My God, my Fire and my Light! The days which Thou hast named the Ayyam-i-Ha in Thy Book have begun, O Thou Who art the King of names, and the fast which Thy most exalted Pen hath enjoined unto all who are in the kingdom of Thy creation to observe is approaching. I entreat Thee, O my Lord, by these days and by all such as have during that period clung to the cord of Thy commandments, and laid hold on the handle of Thy precepts, to grant that unto every soul may be assigned a place within the precincts of Thy court, and a seat at the revelation of the splendors of the light of Thy countenance.

These, O my Lord, are Thy servants whom no corrupt inclination hath kept back from what Thou didst send down in Thy Book.
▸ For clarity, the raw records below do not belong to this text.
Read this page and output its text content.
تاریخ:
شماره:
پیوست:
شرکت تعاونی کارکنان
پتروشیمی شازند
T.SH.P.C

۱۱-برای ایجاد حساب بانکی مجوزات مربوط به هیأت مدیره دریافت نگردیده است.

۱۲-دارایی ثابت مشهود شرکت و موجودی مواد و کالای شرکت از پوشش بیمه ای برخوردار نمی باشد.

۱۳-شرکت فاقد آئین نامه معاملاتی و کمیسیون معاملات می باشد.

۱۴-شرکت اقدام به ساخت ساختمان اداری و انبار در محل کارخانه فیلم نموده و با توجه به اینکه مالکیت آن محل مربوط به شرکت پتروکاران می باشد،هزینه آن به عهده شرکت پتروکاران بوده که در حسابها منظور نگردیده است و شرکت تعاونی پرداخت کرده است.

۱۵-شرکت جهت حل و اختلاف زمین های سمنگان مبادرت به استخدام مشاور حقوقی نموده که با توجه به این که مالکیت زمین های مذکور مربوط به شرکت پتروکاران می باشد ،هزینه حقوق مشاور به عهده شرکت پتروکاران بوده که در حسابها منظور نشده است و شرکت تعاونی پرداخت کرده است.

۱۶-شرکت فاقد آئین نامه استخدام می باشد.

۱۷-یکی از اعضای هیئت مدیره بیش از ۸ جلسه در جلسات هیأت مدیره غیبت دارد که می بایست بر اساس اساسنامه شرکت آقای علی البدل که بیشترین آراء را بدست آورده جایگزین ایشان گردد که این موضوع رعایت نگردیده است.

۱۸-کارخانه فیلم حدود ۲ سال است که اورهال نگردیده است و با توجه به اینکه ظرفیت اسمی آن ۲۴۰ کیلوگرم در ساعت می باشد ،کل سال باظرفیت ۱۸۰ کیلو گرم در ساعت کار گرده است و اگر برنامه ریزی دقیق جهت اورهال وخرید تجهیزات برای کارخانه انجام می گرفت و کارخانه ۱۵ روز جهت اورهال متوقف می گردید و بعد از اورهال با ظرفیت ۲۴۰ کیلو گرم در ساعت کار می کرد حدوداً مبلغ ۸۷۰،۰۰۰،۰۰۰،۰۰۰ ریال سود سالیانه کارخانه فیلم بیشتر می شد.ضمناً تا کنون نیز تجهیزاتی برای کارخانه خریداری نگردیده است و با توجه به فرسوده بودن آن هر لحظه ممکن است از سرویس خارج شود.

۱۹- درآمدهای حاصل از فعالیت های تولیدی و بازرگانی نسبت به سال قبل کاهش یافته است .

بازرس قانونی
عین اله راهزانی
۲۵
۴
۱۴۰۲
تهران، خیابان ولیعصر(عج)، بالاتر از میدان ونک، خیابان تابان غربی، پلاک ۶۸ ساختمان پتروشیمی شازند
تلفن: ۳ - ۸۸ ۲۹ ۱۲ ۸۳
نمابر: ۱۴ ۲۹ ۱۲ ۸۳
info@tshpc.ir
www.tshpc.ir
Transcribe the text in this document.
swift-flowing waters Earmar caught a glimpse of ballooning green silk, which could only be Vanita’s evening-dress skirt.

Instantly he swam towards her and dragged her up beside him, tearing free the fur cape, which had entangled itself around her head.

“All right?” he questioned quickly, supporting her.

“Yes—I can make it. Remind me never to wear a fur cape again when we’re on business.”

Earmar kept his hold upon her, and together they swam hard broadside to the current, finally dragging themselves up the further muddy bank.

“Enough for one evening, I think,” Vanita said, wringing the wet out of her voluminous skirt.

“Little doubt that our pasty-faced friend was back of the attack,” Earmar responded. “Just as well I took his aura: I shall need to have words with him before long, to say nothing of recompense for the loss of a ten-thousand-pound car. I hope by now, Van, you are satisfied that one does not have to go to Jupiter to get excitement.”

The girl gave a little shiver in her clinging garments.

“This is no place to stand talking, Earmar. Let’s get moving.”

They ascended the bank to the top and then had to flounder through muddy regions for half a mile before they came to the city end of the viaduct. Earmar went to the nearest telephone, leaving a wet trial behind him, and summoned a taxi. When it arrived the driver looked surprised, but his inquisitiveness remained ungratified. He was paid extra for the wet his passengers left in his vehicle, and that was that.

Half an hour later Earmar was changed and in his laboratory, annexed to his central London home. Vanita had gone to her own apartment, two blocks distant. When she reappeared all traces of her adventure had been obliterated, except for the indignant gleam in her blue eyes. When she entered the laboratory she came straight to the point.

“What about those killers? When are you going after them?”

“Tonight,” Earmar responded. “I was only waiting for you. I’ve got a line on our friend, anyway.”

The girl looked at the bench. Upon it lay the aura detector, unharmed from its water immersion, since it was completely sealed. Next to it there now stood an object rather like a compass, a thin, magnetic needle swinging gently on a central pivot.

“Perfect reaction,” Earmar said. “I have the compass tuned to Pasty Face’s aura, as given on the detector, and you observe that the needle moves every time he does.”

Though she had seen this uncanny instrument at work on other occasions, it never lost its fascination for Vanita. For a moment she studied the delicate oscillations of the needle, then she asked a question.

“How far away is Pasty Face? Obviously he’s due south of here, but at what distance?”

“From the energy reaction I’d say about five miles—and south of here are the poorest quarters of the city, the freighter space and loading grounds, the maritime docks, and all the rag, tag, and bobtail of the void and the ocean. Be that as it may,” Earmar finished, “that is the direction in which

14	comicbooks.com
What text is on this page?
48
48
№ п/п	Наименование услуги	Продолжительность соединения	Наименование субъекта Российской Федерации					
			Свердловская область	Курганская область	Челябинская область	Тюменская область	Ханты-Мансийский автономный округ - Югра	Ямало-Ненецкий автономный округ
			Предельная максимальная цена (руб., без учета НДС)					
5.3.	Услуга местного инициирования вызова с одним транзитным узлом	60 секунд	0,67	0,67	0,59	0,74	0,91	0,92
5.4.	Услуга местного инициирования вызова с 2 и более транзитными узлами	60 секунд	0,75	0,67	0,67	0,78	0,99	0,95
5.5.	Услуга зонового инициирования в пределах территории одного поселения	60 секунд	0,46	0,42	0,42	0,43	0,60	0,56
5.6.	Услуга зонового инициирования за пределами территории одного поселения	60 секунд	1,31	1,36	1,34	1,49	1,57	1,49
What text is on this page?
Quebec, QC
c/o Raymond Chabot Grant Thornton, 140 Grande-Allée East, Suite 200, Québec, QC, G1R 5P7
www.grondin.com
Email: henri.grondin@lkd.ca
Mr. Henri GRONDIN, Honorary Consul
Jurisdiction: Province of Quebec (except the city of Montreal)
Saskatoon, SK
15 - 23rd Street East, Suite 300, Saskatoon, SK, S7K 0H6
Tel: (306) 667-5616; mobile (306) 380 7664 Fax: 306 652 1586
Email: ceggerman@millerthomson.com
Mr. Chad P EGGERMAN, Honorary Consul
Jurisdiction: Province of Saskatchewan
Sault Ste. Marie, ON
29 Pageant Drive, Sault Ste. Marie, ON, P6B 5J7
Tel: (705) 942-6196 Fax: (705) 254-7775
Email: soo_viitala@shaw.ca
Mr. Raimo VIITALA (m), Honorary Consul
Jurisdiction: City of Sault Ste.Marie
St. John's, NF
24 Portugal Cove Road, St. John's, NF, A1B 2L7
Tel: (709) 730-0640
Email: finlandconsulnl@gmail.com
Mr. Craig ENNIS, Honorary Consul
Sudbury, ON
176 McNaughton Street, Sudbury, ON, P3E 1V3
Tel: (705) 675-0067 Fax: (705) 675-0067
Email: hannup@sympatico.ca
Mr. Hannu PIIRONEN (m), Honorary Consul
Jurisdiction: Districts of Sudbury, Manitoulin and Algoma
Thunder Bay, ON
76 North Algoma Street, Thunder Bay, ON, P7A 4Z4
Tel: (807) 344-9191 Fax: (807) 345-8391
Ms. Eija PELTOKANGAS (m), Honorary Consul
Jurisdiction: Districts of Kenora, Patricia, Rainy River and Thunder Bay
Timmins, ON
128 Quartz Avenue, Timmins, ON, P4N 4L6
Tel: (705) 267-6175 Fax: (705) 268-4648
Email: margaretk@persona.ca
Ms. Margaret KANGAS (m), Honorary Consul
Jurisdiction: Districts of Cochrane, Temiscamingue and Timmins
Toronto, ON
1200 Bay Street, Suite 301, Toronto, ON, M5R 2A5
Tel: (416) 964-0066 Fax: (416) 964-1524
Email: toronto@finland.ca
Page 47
They have bowed themselves before Thy Cause, and received Thy Book with such resolve as is born of Thee, and observed what Thou hadst prescribed unto them, and chosen to follow that which had been sent down by Thee.

Thou seest, O my Lord, how they have recognized and confessed whatsoever Thou hast revealed in Thy Scriptures. Give them to drink, O my Lord, from the hands of Thy graciousness the waters of Thine eternity. Write down, then, for them the recompense ordained for him that hath immersed himself in the ocean of Thy presence, and attained unto the choice wine of Thy meeting.

I implore Thee, O Thou the King of kings and the Pitier of the downtrodden, to ordain for them the good of this world and of the world to come. Write down for them, moreover, what none of Thy creatures hath discovered, and number them with those who have circled round Thee, and who move about Thy throne in every world of Thy worlds.

Thou, truly, art the Almighty, the All-Knowing, the All-Informed. – Baha’u’llah, Baha’i Prayers, pp. 235-236.

No matter who or where you are in the world, if you visit a Baha’i community during Intercalary Days you’re likely to encounter a celebratory mood, happy gatherings and maybe even a gift or two. Baha’is everywhere invite everyone to join the festivities!